Anderson also reviewed participants' responses to questions about their teams' delivery of value to the business. Looking back over previous surveys, he observed a downward trend that he said, "should give everyone in the industry pause." Anderson noted that many respondents "highlighted a disconnect between data teams and business needs." This was attributed to insufficient "domain knowledge" and issues with "communicating data value to stakeholders." Anderson wrote:

I’ve been seeing this lower value creation trend anecdotally, and now we see it in the data. For a nascent industry like data teams, we should gradually increase the amount of value created or, at a minimum, stay the same. This downward trend has been troubling me for some time … It is concerning to me that there wasn’t an increase in value creation over three years."

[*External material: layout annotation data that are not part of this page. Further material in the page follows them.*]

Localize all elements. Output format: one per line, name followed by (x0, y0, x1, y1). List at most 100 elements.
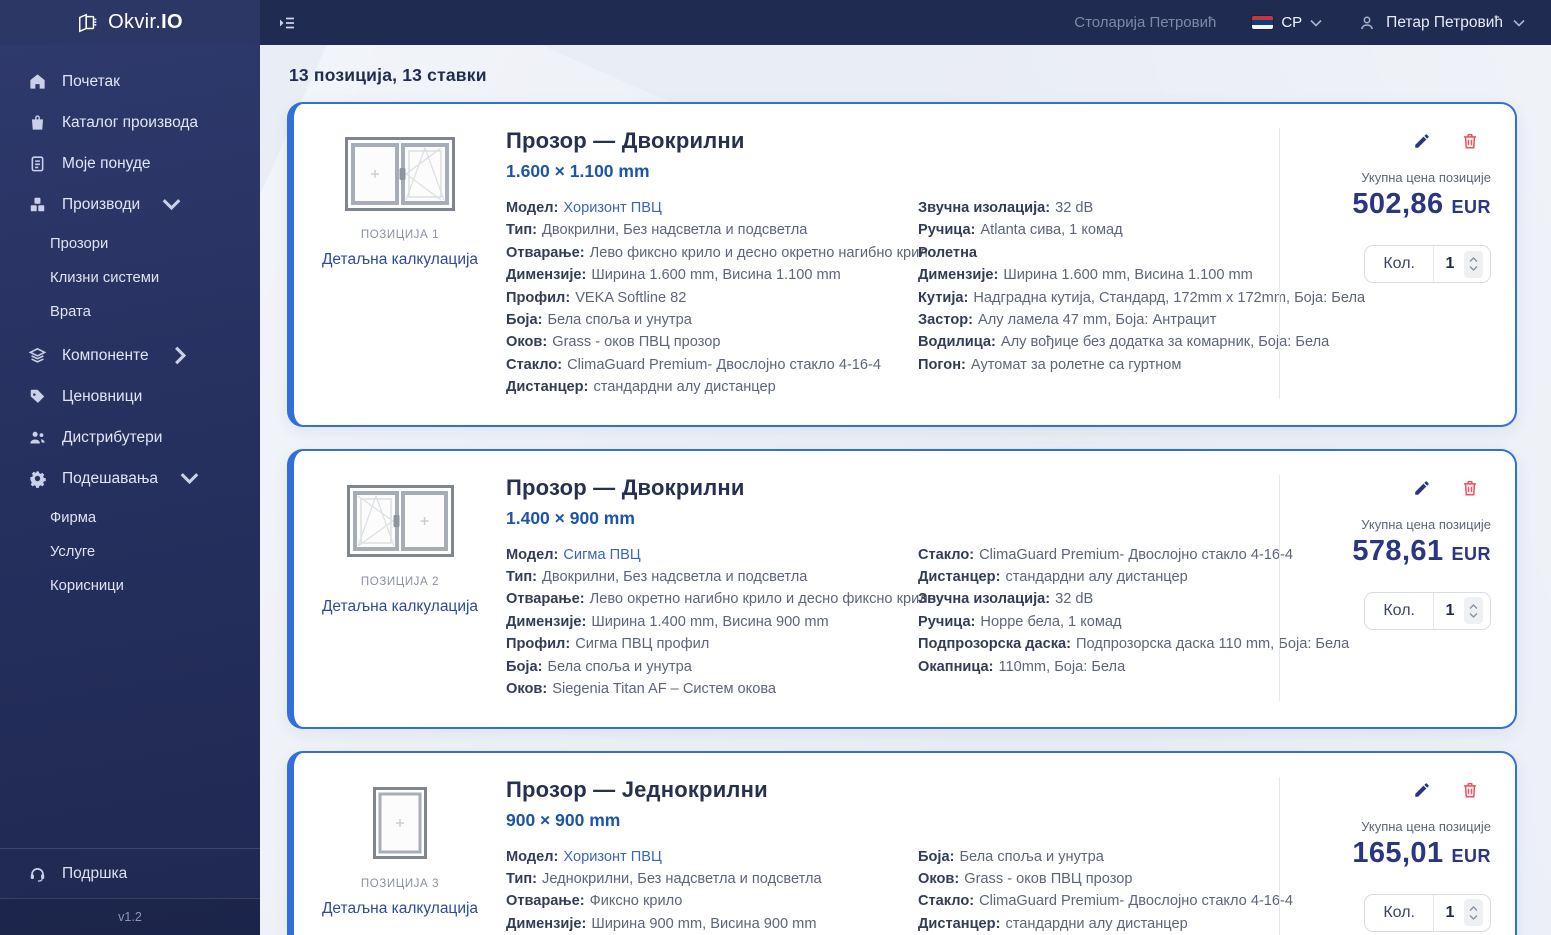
chevron-down-icon (162, 195, 181, 214)
layers-icon (28, 347, 47, 363)
spec-column-2: Боја: Бела споља и унутра Оков: Grass - око… (918, 846, 1293, 935)
app-version: v1.2 (0, 898, 260, 935)
sidebar-item-catalog[interactable]: Каталог производа (0, 102, 260, 143)
main-area: Столарија Петровић СР Петар Петровић 13 … (260, 0, 1551, 935)
quantity-input[interactable]: 1 (1436, 602, 1464, 620)
spec-value: Двокрилни, Без надсветла и подсветла (542, 569, 808, 586)
spec-value-link[interactable]: Сигма ПВЦ (563, 547, 640, 563)
spec-value: Hoppe бела, 1 комад (980, 613, 1122, 630)
quantity-input[interactable]: 1 (1436, 255, 1464, 273)
app-title: Okvir.IO (108, 11, 183, 33)
sidebar-item-support[interactable]: Подршка (0, 848, 260, 898)
spec-label: Оков: (918, 870, 960, 887)
sidebar-collapse-button[interactable] (273, 9, 301, 37)
edit-position-button[interactable] (1413, 132, 1431, 150)
card-dimensions: 900 × 900 mm (506, 809, 621, 830)
sidebar-item-pricelists[interactable]: Ценовници (0, 376, 260, 417)
spec-row: Оков: Grass - оков ПВЦ прозор (506, 331, 900, 353)
edit-position-button[interactable] (1413, 781, 1431, 799)
price-label: Укупна цена позиције (1361, 170, 1491, 185)
pencil-icon (1415, 134, 1429, 148)
spec-row: Звучна изолација: 32 dB (918, 588, 1265, 610)
spec-row: Звучна изолација: 32 dB (918, 197, 1265, 219)
window-preview-illustration (345, 137, 455, 211)
edit-position-button[interactable] (1413, 479, 1431, 497)
spec-row: Боја: Бела споља и унутра (506, 309, 900, 331)
position-card-1: ПОЗИЦИЈА 1 Детаљна калкулација Прозор — … (287, 102, 1517, 427)
spec-row: Стакло: ClimaGuard Premium- Двослојно ста… (918, 544, 1293, 566)
spec-value: Atlanta сива, 1 комад (980, 222, 1123, 239)
sidebar-item-home[interactable]: Почетак (0, 61, 260, 102)
window-preview-illustration (346, 484, 454, 557)
spec-label: Димензије: (506, 915, 587, 932)
packages-icon (30, 197, 45, 212)
detailed-calculation-link[interactable]: Детаљна калкулација (322, 598, 478, 616)
sidebar-item-components[interactable]: Компоненте (0, 335, 260, 376)
sidebar-subitem-users[interactable]: Корисници (0, 569, 260, 603)
spec-value-link[interactable]: Хоризонт ПВЦ (563, 200, 661, 216)
quantity-stepper[interactable] (1464, 250, 1483, 278)
spec-row: Оков: Grass - оков ПВЦ прозор (918, 868, 1265, 890)
user-name: Петар Петровић (1386, 13, 1503, 31)
delete-position-button[interactable] (1461, 781, 1479, 799)
spec-column-2: Звучна изолација: 32 dB Ручица: Atlanta сив… (918, 197, 1365, 399)
serbian-flag-icon (1252, 16, 1274, 29)
sidebar-item-label: Компоненте (62, 346, 149, 364)
sidebar-item-distributors[interactable]: Дистрибутери (0, 417, 260, 458)
spec-value: Ширина 1.400 mm, Висина 900 mm (591, 613, 829, 630)
detailed-calculation-link[interactable]: Детаљна калкулација (322, 900, 478, 918)
spec-row: Дистанцер: стандардни алу дистанцер (918, 566, 1265, 588)
spec-value-link[interactable]: Хоризонт ПВЦ (563, 849, 661, 865)
language-code: СР (1281, 14, 1303, 31)
spec-row: Тип: Једнокрилни, Без надсветла и подсвет… (506, 868, 900, 890)
delete-position-button[interactable] (1461, 132, 1479, 150)
spec-row: Застор: Алу ламела 47 mm, Боја: Антрацит (918, 309, 1265, 331)
spec-label: Тип: (506, 870, 538, 887)
spec-label: Профил: (506, 636, 571, 653)
quantity-stepper[interactable] (1464, 899, 1483, 926)
spec-label: Дистанцер: (918, 915, 1001, 932)
spec-row: Модел: Сигма ПВЦ (506, 544, 900, 566)
sidebar-item-offers[interactable]: Моје понуде (0, 143, 260, 184)
spec-value: ClimaGuard Premium- Двослојно стакло 4-1… (979, 893, 1294, 910)
detailed-calculation-link[interactable]: Детаљна калкулација (322, 251, 478, 269)
settings-submenu: Фирма Услуге Корисници (0, 499, 260, 609)
spec-label: Звучна изолација: (918, 200, 1051, 216)
sidebar-subitem-sliding-systems[interactable]: Клизни системи (0, 261, 260, 295)
sidebar-nav: Почетак Каталог производа Моје понуде Пр… (0, 45, 260, 848)
spec-value: Лево окретно нагибно крило и десно фиксн… (589, 591, 937, 608)
spec-value: Алу ламела 47 mm, Боја: Антрацит (978, 312, 1217, 329)
quantity-stepper[interactable] (1464, 597, 1483, 625)
spec-value: Ширина 1.600 mm, Висина 1.100 mm (1003, 267, 1253, 284)
spec-row: Дистанцер: стандардни алу дистанцер (918, 913, 1265, 935)
spec-label: Модел: (506, 546, 559, 563)
spec-row: Стакло: ClimaGuard Premium- Двослојно ста… (506, 354, 900, 376)
spec-row: Профил: Сигма ПВЦ профил (506, 633, 900, 655)
spec-label: Подпрозорска даска: (918, 636, 1072, 653)
language-selector[interactable]: СР (1252, 14, 1322, 31)
sidebar-subitem-company[interactable]: Фирма (0, 501, 260, 535)
spec-row: Ручица: Hoppe бела, 1 комад (918, 611, 1265, 633)
spec-row: Профил: VEKA Softline 82 (506, 287, 900, 309)
spec-row: Оков: Siegenia Titan AF – Систем окова (506, 678, 900, 700)
spec-row: Окапница: 110mm, Боја: Бела (918, 656, 1265, 678)
sidebar-subitem-windows[interactable]: Прозори (0, 227, 260, 261)
sidebar-item-settings[interactable]: Подешавања (0, 458, 260, 499)
sidebar-item-products[interactable]: Производи (0, 184, 260, 225)
spec-row: Ручица: Atlanta сива, 1 комад (918, 219, 1265, 241)
spec-row: Кутија: Надградна кутија, Стандард, 172mm… (918, 287, 1365, 309)
sidebar-subitem-doors[interactable]: Врата (0, 295, 260, 329)
tag-icon (30, 389, 45, 403)
quantity-control: Кол. 1 (1364, 591, 1491, 630)
spec-label: Боја: (506, 658, 543, 675)
card-title: Прозор — Једнокрилни (506, 776, 768, 802)
spec-value: 32 dB (1055, 591, 1094, 608)
chevron-down-icon (180, 469, 199, 488)
sidebar-subitem-services[interactable]: Услуге (0, 535, 260, 569)
spec-value: Grass - оков ПВЦ прозор (552, 334, 721, 351)
spec-label: Оков: (506, 334, 548, 351)
user-menu[interactable]: Петар Петровић (1358, 14, 1525, 32)
quantity-input[interactable]: 1 (1436, 904, 1464, 922)
spec-label: Оков: (506, 681, 548, 698)
delete-position-button[interactable] (1461, 479, 1479, 497)
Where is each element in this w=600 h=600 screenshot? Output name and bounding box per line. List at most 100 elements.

On the subject of remote work, the survey shows that the majority of respondents indicate that remote work has not impacted their team’s productivity. The survey also showed a slow and shallow adoption of LLMs, with only 12% of surveyed teams using LLMs for data processing, which he described as their "ideal" use case. After accounting for 24% of teams not using LLMs at all, Anderson explained that the remainder primarily use them "for code generation, ideation or copy creation, and code debugging."

Janda concluded by reflecting on his hope that data teams would become more embedded into organisations’ operational radar, rather than "seeing data as this thing on the side." He also called out the need for more cross-functional skills on data teams, saying:

I hope to see a lot more teams being cross-functional in the way I remember we removed boundaries between frontend and backend and infra teams, by creating cross-functional units.